When a woman is pregnant, her first, second, and third trimester have a role of growth and development for both herself and her baby which are dictated by hormones in her body. Unfortunately, the hormones that she’s producing that help her to carry through a healthy pregnancy also work against insulin. During a normal pregnancy, the demand for insulin in a woman triples by the time the baby is born. Some women just cannot make enough insulin, and these are often women who have a very strong family history of diabetes or who are already on the road to diabetes or are possibly even pre-diabetic, and they just didn’t know it.

 

 Gestational diabetes is temporary, because usually, as soon as the baby is born, the blood sugars return back to normal. In fact, they can even return to normal during the process of delivery and actually immediately return to lower than normal.  

 

Generally, within one to two days of the baby’s birth, a woman who had gestational diabetes will have perfectly normal blood sugars.
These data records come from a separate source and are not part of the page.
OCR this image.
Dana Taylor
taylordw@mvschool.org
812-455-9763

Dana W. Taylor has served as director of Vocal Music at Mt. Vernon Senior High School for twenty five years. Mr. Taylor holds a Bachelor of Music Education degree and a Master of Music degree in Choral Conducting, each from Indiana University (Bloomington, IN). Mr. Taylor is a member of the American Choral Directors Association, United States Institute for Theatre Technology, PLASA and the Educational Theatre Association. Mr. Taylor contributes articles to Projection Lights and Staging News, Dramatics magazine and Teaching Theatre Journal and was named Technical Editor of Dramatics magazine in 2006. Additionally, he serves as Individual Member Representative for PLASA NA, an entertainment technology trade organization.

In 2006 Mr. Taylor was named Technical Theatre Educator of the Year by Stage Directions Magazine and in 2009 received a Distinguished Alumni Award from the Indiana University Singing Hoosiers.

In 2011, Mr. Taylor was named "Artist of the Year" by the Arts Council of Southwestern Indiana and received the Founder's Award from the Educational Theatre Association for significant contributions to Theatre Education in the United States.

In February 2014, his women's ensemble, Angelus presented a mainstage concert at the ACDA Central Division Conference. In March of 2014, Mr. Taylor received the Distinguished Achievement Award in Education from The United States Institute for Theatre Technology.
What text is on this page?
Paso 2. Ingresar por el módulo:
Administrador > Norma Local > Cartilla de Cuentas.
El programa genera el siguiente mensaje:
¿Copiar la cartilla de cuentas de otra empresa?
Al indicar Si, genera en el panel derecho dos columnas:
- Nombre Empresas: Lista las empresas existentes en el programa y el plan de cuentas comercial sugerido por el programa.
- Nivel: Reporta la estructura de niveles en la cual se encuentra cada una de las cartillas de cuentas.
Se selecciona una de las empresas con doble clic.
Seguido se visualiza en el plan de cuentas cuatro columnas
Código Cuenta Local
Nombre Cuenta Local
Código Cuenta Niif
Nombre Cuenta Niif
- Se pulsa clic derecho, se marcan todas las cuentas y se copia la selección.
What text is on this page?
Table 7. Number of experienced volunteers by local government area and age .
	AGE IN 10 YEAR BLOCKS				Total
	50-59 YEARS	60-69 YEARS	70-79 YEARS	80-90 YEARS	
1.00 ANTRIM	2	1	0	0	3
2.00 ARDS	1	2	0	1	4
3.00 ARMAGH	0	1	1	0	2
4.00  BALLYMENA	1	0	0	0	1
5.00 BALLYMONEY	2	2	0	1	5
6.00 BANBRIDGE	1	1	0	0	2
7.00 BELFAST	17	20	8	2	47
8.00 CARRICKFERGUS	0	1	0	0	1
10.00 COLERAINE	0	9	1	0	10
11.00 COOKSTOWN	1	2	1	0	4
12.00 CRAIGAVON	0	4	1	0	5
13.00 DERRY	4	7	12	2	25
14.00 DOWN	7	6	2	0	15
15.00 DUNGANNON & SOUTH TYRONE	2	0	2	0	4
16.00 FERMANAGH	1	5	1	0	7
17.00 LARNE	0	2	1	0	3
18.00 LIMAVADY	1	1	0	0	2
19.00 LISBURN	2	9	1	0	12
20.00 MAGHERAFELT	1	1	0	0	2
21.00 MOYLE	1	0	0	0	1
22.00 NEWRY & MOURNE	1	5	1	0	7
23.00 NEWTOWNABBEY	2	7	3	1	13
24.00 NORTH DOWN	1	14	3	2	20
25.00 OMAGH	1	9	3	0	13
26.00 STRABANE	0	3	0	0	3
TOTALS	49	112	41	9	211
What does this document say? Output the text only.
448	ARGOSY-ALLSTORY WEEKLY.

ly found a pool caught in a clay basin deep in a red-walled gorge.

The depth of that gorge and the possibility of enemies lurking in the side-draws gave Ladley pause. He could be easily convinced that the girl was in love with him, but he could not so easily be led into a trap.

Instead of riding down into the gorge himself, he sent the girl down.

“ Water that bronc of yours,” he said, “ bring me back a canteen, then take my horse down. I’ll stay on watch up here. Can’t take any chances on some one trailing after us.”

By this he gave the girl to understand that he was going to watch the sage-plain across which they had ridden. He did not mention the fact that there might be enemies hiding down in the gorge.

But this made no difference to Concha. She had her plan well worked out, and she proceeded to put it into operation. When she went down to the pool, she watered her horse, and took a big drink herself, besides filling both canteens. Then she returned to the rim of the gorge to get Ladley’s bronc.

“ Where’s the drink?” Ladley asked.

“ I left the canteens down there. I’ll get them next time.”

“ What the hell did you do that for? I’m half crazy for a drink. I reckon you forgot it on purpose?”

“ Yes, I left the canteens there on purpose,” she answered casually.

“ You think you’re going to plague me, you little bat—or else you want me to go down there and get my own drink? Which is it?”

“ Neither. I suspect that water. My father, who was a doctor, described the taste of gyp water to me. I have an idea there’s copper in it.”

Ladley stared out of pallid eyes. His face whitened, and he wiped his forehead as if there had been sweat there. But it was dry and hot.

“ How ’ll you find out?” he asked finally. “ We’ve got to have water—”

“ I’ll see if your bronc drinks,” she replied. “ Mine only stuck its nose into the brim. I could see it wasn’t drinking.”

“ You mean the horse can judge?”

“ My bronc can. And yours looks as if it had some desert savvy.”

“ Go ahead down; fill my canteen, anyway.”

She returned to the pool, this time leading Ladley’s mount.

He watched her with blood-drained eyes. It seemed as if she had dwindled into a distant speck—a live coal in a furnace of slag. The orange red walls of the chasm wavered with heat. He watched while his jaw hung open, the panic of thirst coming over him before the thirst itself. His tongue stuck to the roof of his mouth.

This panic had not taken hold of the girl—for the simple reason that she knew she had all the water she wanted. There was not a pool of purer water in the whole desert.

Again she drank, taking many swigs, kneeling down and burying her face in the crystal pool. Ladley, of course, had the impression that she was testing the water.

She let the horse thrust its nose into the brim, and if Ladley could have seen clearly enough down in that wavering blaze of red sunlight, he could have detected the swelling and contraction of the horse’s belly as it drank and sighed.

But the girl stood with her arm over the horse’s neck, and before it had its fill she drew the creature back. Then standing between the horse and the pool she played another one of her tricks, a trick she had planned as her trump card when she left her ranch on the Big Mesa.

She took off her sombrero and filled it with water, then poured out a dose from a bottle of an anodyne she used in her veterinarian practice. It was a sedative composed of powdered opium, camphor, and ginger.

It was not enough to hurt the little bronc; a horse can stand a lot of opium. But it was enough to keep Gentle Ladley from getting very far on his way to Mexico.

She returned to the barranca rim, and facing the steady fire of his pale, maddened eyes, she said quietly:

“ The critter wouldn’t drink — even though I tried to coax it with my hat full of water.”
Medical professionals do suggest that she continue testing her blood sugars for the week following just as a precaution to detect any continued blood sugar problems because it’s always possible that a woman who is diagnosed with gestational diabetes actually had pre-existing blood sugar problems that were just not known, just were not detected or just were not strong enough before the pregnancy. Persistent blood sugar problems occur in about 5% to 10% of the women with gestational diabetes.

 

Risk Factors of Gestational Diabetes

Risk factors for gestational diabetes are age greater than 25 years, belonging to an ethnic group that is non-Caucasian, having a personal family history of diabetes or a previous history of a gestational diabetes pregnancy, and of course, being overweight or habitually inactive.